Aggregations are created automatically whenever you enable signals or recommendations. This topic explains how to create or modify aggregations individually. You can do this using the Fusion UI or the Jobs API.

Note
As of Fusion 3.1, the Aggregator API is deprecated in favor of the Jobs API.

Creating an aggregation job using the Fusion UI

An aggregation is a type of job.
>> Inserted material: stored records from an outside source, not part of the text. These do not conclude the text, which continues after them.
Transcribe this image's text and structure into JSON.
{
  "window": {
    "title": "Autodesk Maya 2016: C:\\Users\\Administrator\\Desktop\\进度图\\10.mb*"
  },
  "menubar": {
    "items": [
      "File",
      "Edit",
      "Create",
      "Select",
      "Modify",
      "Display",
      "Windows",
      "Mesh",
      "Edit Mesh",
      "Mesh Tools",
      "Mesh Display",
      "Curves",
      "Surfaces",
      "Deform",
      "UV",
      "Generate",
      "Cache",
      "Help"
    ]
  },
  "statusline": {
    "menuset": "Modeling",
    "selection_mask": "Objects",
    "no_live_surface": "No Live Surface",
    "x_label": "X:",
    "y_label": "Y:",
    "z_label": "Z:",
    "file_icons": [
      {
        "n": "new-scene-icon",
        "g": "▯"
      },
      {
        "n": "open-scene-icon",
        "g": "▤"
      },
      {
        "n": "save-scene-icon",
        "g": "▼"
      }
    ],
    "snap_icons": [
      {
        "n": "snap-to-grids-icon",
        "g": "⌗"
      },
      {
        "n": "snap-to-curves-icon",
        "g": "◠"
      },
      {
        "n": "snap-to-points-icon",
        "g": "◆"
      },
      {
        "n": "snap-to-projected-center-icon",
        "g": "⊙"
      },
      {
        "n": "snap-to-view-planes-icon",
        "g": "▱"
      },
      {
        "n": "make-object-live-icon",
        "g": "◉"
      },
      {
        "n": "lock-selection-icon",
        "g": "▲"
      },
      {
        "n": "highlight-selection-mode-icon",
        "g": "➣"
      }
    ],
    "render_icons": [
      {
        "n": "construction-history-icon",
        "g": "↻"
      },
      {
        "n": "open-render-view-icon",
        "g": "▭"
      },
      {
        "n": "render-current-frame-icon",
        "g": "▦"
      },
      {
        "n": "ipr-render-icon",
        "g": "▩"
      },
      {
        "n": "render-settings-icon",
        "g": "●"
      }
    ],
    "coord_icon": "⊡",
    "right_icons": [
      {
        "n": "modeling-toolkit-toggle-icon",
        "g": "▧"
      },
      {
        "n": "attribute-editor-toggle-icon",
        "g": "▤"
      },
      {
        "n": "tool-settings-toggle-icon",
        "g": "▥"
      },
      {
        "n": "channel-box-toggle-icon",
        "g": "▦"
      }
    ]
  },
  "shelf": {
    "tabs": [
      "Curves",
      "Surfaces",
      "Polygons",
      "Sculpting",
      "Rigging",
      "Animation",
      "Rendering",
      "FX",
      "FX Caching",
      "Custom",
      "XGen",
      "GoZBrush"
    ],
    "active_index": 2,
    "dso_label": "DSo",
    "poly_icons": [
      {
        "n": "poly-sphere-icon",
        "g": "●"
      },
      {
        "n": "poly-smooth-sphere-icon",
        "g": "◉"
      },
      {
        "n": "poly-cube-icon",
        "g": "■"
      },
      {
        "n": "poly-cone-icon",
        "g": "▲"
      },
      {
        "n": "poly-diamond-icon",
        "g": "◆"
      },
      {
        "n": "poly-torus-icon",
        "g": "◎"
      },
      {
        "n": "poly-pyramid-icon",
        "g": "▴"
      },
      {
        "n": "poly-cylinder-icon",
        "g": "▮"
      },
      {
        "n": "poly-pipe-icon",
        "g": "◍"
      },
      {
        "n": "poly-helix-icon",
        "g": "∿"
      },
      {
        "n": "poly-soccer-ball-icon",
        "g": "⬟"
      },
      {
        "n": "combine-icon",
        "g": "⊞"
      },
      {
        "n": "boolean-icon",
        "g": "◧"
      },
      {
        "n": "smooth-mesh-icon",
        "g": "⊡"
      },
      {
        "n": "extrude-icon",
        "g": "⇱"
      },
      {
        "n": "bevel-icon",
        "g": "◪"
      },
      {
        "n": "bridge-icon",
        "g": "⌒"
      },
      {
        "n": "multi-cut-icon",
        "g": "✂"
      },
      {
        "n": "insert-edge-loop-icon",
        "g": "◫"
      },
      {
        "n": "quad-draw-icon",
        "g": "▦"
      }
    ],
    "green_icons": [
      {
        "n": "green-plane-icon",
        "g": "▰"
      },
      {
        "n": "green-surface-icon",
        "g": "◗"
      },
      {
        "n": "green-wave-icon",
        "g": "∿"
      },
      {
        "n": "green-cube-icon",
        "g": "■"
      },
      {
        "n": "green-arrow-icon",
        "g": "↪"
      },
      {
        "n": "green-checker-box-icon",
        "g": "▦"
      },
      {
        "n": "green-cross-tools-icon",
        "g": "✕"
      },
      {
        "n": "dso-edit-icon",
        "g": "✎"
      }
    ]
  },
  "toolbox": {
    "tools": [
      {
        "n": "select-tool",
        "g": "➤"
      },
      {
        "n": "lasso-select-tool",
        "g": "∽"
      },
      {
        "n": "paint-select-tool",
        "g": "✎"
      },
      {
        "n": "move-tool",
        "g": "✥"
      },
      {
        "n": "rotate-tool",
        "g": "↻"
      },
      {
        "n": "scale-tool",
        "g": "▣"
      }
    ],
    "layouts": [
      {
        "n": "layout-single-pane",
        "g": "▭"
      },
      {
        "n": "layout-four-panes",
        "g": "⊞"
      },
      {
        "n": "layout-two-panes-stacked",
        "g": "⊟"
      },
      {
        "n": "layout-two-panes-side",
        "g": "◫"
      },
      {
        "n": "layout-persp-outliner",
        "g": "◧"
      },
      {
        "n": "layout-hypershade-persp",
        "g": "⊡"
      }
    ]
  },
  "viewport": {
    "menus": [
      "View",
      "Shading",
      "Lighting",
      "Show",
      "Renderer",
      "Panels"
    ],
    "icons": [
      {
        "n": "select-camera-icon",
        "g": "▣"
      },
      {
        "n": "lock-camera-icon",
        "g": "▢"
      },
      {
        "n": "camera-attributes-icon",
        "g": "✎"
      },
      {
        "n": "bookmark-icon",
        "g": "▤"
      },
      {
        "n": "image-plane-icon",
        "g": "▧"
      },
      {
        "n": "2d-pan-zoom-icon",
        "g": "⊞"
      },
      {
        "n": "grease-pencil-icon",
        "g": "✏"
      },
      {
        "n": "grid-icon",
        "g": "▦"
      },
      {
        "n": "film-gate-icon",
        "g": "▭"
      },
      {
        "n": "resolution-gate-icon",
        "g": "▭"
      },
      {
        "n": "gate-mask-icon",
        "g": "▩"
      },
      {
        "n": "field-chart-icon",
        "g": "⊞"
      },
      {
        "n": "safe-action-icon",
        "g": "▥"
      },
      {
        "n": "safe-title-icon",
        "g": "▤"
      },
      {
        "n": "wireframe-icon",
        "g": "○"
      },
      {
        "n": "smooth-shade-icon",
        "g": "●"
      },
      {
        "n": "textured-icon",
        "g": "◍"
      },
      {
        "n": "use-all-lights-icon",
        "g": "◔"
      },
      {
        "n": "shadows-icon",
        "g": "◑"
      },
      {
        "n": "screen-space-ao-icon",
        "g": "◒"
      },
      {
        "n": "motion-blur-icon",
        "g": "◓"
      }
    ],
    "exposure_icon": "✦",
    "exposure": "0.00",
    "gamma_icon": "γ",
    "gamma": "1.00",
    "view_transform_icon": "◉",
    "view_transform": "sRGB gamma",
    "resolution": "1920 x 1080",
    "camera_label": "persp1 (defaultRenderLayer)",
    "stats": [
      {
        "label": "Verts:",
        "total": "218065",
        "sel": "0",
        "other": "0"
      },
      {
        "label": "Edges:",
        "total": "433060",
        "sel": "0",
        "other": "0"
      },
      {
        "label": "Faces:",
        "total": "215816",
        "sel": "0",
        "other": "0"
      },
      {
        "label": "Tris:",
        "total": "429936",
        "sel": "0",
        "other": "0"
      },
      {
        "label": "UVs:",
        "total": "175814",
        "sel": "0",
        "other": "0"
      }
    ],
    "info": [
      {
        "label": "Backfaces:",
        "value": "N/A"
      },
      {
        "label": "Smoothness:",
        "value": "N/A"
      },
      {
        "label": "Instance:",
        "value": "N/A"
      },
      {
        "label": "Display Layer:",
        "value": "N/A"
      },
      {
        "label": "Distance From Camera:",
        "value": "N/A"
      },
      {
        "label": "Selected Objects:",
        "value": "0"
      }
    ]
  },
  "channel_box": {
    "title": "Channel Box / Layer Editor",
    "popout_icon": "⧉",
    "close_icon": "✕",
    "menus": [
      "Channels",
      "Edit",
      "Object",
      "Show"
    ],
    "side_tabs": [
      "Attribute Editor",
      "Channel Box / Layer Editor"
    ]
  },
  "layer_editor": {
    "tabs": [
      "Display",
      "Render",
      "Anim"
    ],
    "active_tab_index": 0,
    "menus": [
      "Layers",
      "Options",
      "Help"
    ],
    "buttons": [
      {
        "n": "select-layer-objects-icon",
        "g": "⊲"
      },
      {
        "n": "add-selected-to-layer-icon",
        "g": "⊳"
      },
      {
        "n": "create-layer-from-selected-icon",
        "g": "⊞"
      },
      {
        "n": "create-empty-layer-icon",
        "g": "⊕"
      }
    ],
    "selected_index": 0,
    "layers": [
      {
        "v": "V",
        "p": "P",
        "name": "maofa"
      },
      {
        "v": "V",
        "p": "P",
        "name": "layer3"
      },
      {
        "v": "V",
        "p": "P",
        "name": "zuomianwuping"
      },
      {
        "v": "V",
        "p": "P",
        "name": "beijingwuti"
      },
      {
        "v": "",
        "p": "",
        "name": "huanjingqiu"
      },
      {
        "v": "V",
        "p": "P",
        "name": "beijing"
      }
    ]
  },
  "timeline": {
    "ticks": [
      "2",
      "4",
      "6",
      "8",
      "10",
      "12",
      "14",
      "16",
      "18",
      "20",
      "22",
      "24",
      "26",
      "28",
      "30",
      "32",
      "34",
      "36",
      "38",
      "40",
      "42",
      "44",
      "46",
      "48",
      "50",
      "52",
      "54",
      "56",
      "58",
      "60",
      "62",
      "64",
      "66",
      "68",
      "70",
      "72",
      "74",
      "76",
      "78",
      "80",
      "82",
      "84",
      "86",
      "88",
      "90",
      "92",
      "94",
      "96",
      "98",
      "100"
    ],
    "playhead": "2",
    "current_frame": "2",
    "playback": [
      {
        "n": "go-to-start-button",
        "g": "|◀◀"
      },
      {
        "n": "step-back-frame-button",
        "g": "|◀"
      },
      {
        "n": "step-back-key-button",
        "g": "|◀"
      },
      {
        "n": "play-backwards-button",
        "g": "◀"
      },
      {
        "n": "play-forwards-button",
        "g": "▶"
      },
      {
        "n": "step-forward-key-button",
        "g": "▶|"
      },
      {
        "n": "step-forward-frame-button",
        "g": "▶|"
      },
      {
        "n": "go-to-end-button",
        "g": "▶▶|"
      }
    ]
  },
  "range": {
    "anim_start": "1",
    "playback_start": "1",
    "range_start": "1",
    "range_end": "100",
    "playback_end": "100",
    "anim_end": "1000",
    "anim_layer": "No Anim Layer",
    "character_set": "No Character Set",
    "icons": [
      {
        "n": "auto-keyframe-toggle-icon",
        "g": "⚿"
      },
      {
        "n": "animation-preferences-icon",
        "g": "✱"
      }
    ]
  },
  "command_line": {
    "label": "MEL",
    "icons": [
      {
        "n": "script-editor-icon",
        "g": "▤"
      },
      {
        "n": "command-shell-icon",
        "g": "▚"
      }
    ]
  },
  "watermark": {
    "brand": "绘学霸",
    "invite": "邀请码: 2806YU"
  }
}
Aggregation jobs can be created or modified at Search > Jobs in the Fusion UI.

  1. Navigate to Search > Jobs.

  2. Click Add.

    New aggregation

  3. Select Aggregation.

    The New Job Configuration panel appears.

    New aggregation

  4. Enter an arbitrary Spark job ID.

  5. Enter the name of the signals collection to be aggregated.

    Note
    Be sure to specify the signals collection (usually <primarycollectionname>_signals), not the primary (<primarycollectionname>) collection.
  6. Under Aggregation Settings, click include.

  7. Configure the aggregation parameters as needed.
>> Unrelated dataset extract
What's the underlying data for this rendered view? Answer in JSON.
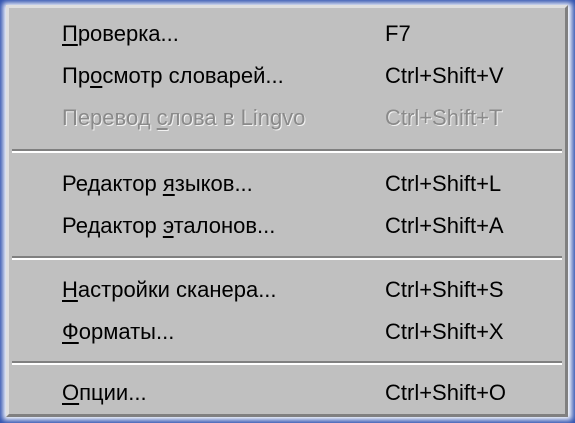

    See Aggregation configuration parameters below for descriptions.

  8. Click Save.

    The new aggregation job appears in the jobs list. Now you can run it or schedule it.

Aggregation configuration parameters

groupingFields

An array of strings specifying the fields to group on.

signalTypes

The signal types. If not set then any signal type is selected.

selectQuery

The query to select the desired signals. If not set then *:* will be used, or equivalent.

sort

The criteria to sort on within a group. If not set then sort order is by ID, ascending.

timeRange

The time range to select signals on.

outputPipeline

What pipeline to use to process the output. If not set then _system pipeline will be used.

rollupPipeline

Pipeline to use for processing results of roll-up. This is by default the same indexing pipeline used for processing the aggregation results.

rollupAggregator

The aggregator to use when rolling up. If not set then the same aggregator will be used for roll-up.

outputCollection

The collection to write the aggregates to on output. This property is required if the selected output/rollup pipeline requires it (the default pipeline does). A special value of - disables the output.

aggregator

Aggregator implementation to use. This is either one of the symbolic names (simple, click, em) or a fully-qualified class name of a class extending EventAggregator. If not set then 'simple' is used.

sourceRemove

If true, the processed source signals will be removed after aggregation. Default is false.

sourceCatchup

If true, only aggregate the signals since the last time the job was successfully run. If there is a record of such previous run then this overrides the starting time of time range set in timeRange property.

outputRollup

Roll-up current results with all previous results for this aggregation id, which are available in outputCollection.

aggregates

List of functions defining how to aggregate events with results. Aggregation functions have these properties:

  • type

    The function type defining how to aggregate events with results.

  • sourceFields

    The fields that the function will read from.

  • targetField

    The field that the function will write to.

  • mapper

    When true the function will be used in map phase only.

  • parameters

    Other parameters specific to individual functions.

statsFields

List of numeric fields in results for which to compute overall statistics.

parameters

Other aggregation parameters (such as start / aggregate / finish scripts, cache size, and so on).